When we see him again, he is just as focused, just as intense, now seeking another kind of treasure. Plainview supervises a small group of men, digging for oil. To make sure there is no doubt about the nature of the forces that have been unleashed on the earth, it all becomes powerfully clear when one of the wells ignites, creating a vivid scene from Dante’s Inferno, belching fire and brimstone into the night, killing one of the men, leaving his infant son an orphan.
From this elemental, stark beginning, a larger and more varied cast of characters and relationships slowly emerges. The arrival of oil causes additional life forms to spring up around the circumference of the well, like new life forming around a tidal pool at the beginning of time. Helpers arrive with equipment to assist with drilling. Pack mules bring food. A woman. A baby. Houses. Speculators. Before long, oil has spawned a massive corrupt enterprise with trains and cities and pipelines and overseeing the whole process are the conniving oil barons who scheme and plot against each other like lords of the underworld.
“There Will Be Blood” is more than a parable of heaven and hell. It expands into a sophisticated work of art with a brilliant score (from Jonny Greenwood of Radiohead) and cinematography (Robert Elswit) but with no obvious symbols or easy answers. Greed and corruption are not limited to any one group; they seep into the story like the oil seeps out of the farmland. When the young father is killed, Plainview takes the baby to raise as his own. He insists that the boy is just a prop to make it easier for him to gain the confidence of the farmers whose land he wants to plumb for oil. We see him kiss the boy’s head with tenderness and look at him with pride and we see his fury when he is not able to protect (or control) him. In a decades-long feud between Plainview and an ambitious preacher played by Paul Dano, we cannot tell whose side we are supposed to be on. Is one representing God and the other representing Mammon, or is it something more complex? Writer/director P.T. Anderson (“Boogie Nights,” “Magnolia”) based the film on the first section of Upton Sinclair’s 1927 novel, Oil! saying that the transition from westward expansion to the industrial age was terrible but inevitable?

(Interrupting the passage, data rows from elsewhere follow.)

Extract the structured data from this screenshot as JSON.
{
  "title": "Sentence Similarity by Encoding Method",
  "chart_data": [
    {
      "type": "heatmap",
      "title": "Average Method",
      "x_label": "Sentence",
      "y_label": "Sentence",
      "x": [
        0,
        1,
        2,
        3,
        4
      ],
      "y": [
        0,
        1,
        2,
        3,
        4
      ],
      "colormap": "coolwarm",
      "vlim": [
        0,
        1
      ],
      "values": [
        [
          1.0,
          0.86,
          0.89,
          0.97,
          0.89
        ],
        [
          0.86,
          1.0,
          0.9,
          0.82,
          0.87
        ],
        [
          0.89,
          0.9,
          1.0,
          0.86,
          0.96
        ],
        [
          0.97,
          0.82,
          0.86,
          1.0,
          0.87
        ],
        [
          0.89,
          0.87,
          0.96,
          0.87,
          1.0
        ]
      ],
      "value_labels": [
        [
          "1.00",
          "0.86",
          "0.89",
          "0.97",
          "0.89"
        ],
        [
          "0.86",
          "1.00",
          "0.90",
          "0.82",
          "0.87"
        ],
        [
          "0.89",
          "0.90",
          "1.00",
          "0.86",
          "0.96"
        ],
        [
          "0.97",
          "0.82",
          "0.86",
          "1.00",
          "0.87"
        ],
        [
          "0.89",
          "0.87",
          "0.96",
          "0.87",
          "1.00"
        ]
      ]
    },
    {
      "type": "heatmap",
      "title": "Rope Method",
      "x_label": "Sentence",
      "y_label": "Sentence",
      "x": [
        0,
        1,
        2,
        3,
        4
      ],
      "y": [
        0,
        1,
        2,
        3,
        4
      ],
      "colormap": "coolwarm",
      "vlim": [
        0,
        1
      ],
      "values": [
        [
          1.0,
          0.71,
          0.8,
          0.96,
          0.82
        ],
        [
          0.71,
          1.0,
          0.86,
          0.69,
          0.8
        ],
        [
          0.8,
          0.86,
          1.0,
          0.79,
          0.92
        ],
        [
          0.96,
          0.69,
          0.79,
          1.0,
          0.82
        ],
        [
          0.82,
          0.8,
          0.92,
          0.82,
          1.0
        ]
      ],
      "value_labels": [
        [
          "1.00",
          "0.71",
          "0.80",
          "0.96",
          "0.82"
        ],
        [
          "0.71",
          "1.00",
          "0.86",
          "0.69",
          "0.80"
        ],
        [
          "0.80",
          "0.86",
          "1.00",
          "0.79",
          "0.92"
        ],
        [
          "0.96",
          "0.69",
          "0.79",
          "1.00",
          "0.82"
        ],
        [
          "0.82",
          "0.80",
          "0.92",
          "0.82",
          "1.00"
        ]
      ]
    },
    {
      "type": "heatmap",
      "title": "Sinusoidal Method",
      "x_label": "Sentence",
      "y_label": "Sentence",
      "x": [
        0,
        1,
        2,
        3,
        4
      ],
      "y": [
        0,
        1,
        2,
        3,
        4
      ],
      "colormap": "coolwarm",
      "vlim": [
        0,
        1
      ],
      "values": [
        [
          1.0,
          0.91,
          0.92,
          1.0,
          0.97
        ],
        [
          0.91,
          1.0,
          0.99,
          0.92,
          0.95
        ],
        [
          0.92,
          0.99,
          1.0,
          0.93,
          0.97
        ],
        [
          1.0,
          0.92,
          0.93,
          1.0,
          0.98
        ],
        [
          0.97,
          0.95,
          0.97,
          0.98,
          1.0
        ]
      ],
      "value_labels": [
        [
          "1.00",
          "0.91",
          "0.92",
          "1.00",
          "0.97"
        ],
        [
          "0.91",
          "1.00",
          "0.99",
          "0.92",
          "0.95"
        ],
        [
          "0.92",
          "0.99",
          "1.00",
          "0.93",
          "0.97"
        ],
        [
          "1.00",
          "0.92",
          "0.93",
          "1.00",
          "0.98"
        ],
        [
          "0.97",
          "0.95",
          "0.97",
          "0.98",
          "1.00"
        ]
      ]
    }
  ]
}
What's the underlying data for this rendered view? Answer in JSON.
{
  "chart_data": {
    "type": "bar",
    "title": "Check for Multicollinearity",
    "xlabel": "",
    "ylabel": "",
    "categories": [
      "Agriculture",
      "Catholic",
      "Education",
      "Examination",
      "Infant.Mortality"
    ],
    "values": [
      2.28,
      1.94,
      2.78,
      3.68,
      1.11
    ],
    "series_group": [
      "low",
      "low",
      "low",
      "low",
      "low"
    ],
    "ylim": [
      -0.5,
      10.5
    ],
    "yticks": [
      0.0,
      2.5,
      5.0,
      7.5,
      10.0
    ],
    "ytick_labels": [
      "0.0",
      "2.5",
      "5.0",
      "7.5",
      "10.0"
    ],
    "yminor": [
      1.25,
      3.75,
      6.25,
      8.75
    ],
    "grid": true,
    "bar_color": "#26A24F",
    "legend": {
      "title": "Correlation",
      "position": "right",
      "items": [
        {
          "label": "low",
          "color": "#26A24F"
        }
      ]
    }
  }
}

This epic film contains many struggles. Man struggles with earth, air, fire and water. Plainview struggles with raising his son; and outsmarting his cut-throat competitors; and understanding. Director Paul Thomas Anderson asks a lot of his viewers, but he gives a lot in return. This is a richly rewarding film, with appropriately incendiary performances by both Dano and Lewis and especially fine work from Dillon Freasier as Plainview’s adopted son.
Parents should know that this film includes some strong language, drinking, smoking, some brutal and graphic violence, industrial accidents that cause injury and death, and an injury involving a child. The movie has themes that some audience members could find disturbing, including angry confrontations and abusive behavior.
Families who see this movie should talk about the meaning of the main character’s name, Plainview.
Families who enjoy this movie will also enjoy Giant with Elizabeth Taylor, Rock Hudson, and James Dean. This movie takes up only the first section of Oil! by Upton Sinclair; families who appreciate this film may want to read the entire book.